Kepala Rumah Sakit Polri Brigjen Prima Heru Yulihartono mengatakan, hasil visum menemukan tanda kekerasan di tubuh IP. "Ditemukan tanda kekerasan pada bagian luar dan dalam tubuh korban," kata Heru di RS Polri Kramat Jati, Jakarta Timur, Jumat (22/8).
Dokter juga telah mengambil sampel untuk pemeriksaan DNA, toksikologi forensik, yang kemudian diserahkan kepada penyidik untuk pemeriksaan lebih lanjut.
“Luka-lukanya bagian dada dan leher,” jelas Heru.
Adapun tanda kekerasan yang ditemukan di tubuh IP berasal dari benda tumpul. Korban disimpulkan meninggal dunia akibat kekurangan oksigen.
“Kemungkinan ada tekanan pada tulang leher dan dada yang menyebabkan dia kesulitan bernapas,” Heru menandaskan.
IP, seorang Kepala Kantor Cabang (KCP) bank di Jakarta ditemukan tewas di Bekasi. Usut punya usut IP diculik terlebih dahulu sebelum ditemukan tewas.
Momen menegangkan penculikan IP terekam oleh CCTV (Closed-Circuit Television). Dalam rekaman yang beredar, IP terlihat mengenakan kemeja oranye dan celana panjang krem saat berjalan di area parkir sebuah pusat perbelanjaan.
Ketika ia membuka pintu mobil berwarna hitam, tiba-tiba tiga pria menyerangnya. Meskipun IP sempat melakukan perlawanan, dia akhirnya didorong masuk ke dalam mobil putih yang terparkir di sampingnya.
Setelah itu, kendaraan yang membawa IP langsung meninggalkan area parkir pusat perbelanjaan tersebut. Kombes Pol Ade Ary Syam Indradi, Kabid Humas Polda Metro Jaya, mengonfirmasi bahwa penculikan IP terekam oleh CCTV.
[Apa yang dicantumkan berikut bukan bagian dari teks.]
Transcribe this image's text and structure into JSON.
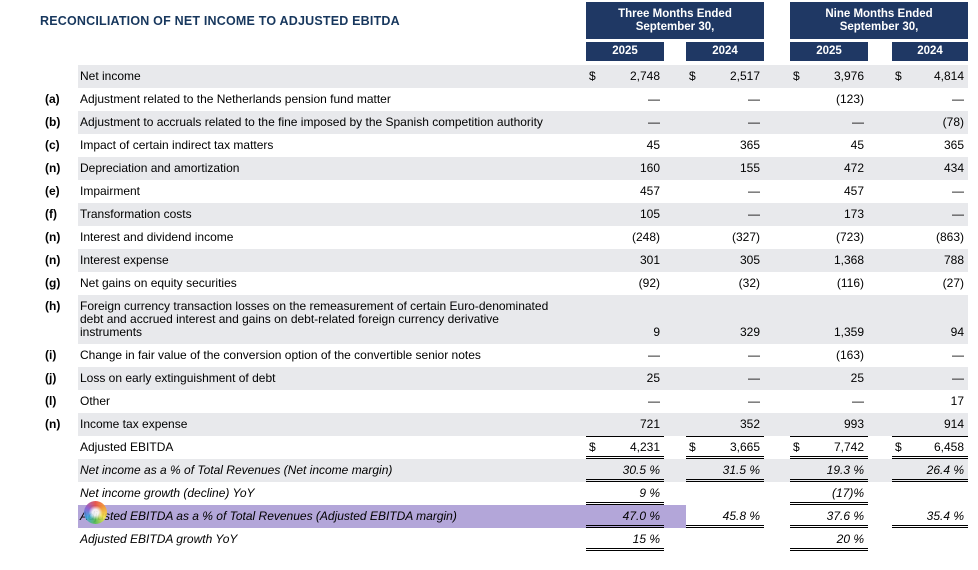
{
  "page": {
    "title": "RECONCILIATION OF NET INCOME TO ADJUSTED EBITDA"
  },
  "colors": {
    "header_bg": "#1f3864",
    "header_text": "#ffffff",
    "row_shade": "#e8e9ec",
    "highlight": "#b3a6d9",
    "title_color": "#17375d"
  },
  "header": {
    "groups": [
      {
        "label": "Three Months Ended September 30,",
        "years": [
          "2025",
          "2024"
        ]
      },
      {
        "label": "Nine Months Ended September 30,",
        "years": [
          "2025",
          "2024"
        ]
      }
    ]
  },
  "rows": [
    {
      "note": "",
      "label": "Net income",
      "values": [
        "2,748",
        "2,517",
        "3,976",
        "4,814"
      ],
      "dollar": true,
      "shaded": true
    },
    {
      "note": "(a)",
      "label": "Adjustment related to the Netherlands pension fund matter",
      "values": [
        "—",
        "—",
        "(123)",
        "—"
      ]
    },
    {
      "note": "(b)",
      "label": "Adjustment to accruals related to the fine imposed by the Spanish competition authority",
      "values": [
        "—",
        "—",
        "—",
        "(78)"
      ],
      "shaded": true
    },
    {
      "note": "(c)",
      "label": "Impact of certain indirect tax matters",
      "values": [
        "45",
        "365",
        "45",
        "365"
      ]
    },
    {
      "note": "(n)",
      "label": "Depreciation and amortization",
      "values": [
        "160",
        "155",
        "472",
        "434"
      ],
      "shaded": true
    },
    {
      "note": "(e)",
      "label": "Impairment",
      "values": [
        "457",
        "—",
        "457",
        "—"
      ]
    },
    {
      "note": "(f)",
      "label": "Transformation costs",
      "values": [
        "105",
        "—",
        "173",
        "—"
      ],
      "shaded": true
    },
    {
      "note": "(n)",
      "label": "Interest and dividend income",
      "values": [
        "(248)",
        "(327)",
        "(723)",
        "(863)"
      ]
    },
    {
      "note": "(n)",
      "label": "Interest expense",
      "values": [
        "301",
        "305",
        "1,368",
        "788"
      ],
      "shaded": true
    },
    {
      "note": "(g)",
      "label": "Net gains on equity securities",
      "values": [
        "(92)",
        "(32)",
        "(116)",
        "(27)"
      ]
    },
    {
      "note": "(h)",
      "label": "Foreign currency transaction losses on the remeasurement of certain Euro-denominated debt and accrued interest and gains on debt-related foreign currency derivative instruments",
      "values": [
        "9",
        "329",
        "1,359",
        "94"
      ],
      "shaded": true
    },
    {
      "note": "(i)",
      "label": "Change in fair value of the conversion option of the convertible senior notes",
      "values": [
        "—",
        "—",
        "(163)",
        "—"
      ]
    },
    {
      "note": "(j)",
      "label": "Loss on early extinguishment of debt",
      "values": [
        "25",
        "—",
        "25",
        "—"
      ],
      "shaded": true
    },
    {
      "note": "(l)",
      "label": "Other",
      "values": [
        "—",
        "—",
        "—",
        "17"
      ]
    },
    {
      "note": "(n)",
      "label": "Income tax expense",
      "values": [
        "721",
        "352",
        "993",
        "914"
      ],
      "shaded": true
    },
    {
      "note": "",
      "label": "Adjusted EBITDA",
      "values": [
        "4,231",
        "3,665",
        "7,742",
        "6,458"
      ],
      "dollar": true,
      "top_border": true,
      "underline": true
    },
    {
      "note": "",
      "label": "Net income as a % of Total Revenues (Net income margin)",
      "values": [
        "30.5 %",
        "31.5 %",
        "19.3 %",
        "26.4 %"
      ],
      "italic": true,
      "shaded": true,
      "underline": true
    },
    {
      "note": "",
      "label": "Net income growth (decline) YoY",
      "values": [
        "9 %",
        "",
        "(17)%",
        ""
      ],
      "italic": true,
      "underline": true
    },
    {
      "note": "",
      "label": "Adjusted EBITDA as a % of Total Revenues (Adjusted EBITDA margin)",
      "values": [
        "47.0 %",
        "45.8 %",
        "37.6 %",
        "35.4 %"
      ],
      "italic": true,
      "underline": true,
      "highlight": true
    },
    {
      "note": "",
      "label": "Adjusted EBITDA growth YoY",
      "values": [
        "15 %",
        "",
        "20 %",
        ""
      ],
      "italic": true,
      "underline": true
    }
  ]
}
Kejadian tersebut berlangsung di kawasan Lotte Mark. "Betul CCTV saat penculikan di kelurahan Susukan, Kecamatan Ciracas, Grosir Lotte Mart," ungkap Ade Ary pada Kamis (21/8).
Intania Rizky Utami, adik ipar dari IP, menyampaikan bahwa berdasarkan rekaman CCTV yang ia terima, tempat terjadinya penculikan IP tergolong sepi.
"Kalau kita lihat dari rekaman CCTV sepi di lokasi, tidak ada pamit apa-apa karena posisi dalam kondisi kerja," ujar Intan saat berada di RS Polri Kramat Jati.
Intan juga mengungkapkan bahwa ia mendapat informasi dari kakaknya bahwa korban telah diculik dan dibunuh oleh orang yang tidak dikenal. Menurut pengakuan Intan, selama hidupnya, korban tidak memiliki musuh dan tidak pernah menceritakan adanya masalah yang dapat mengancam keselamatannya.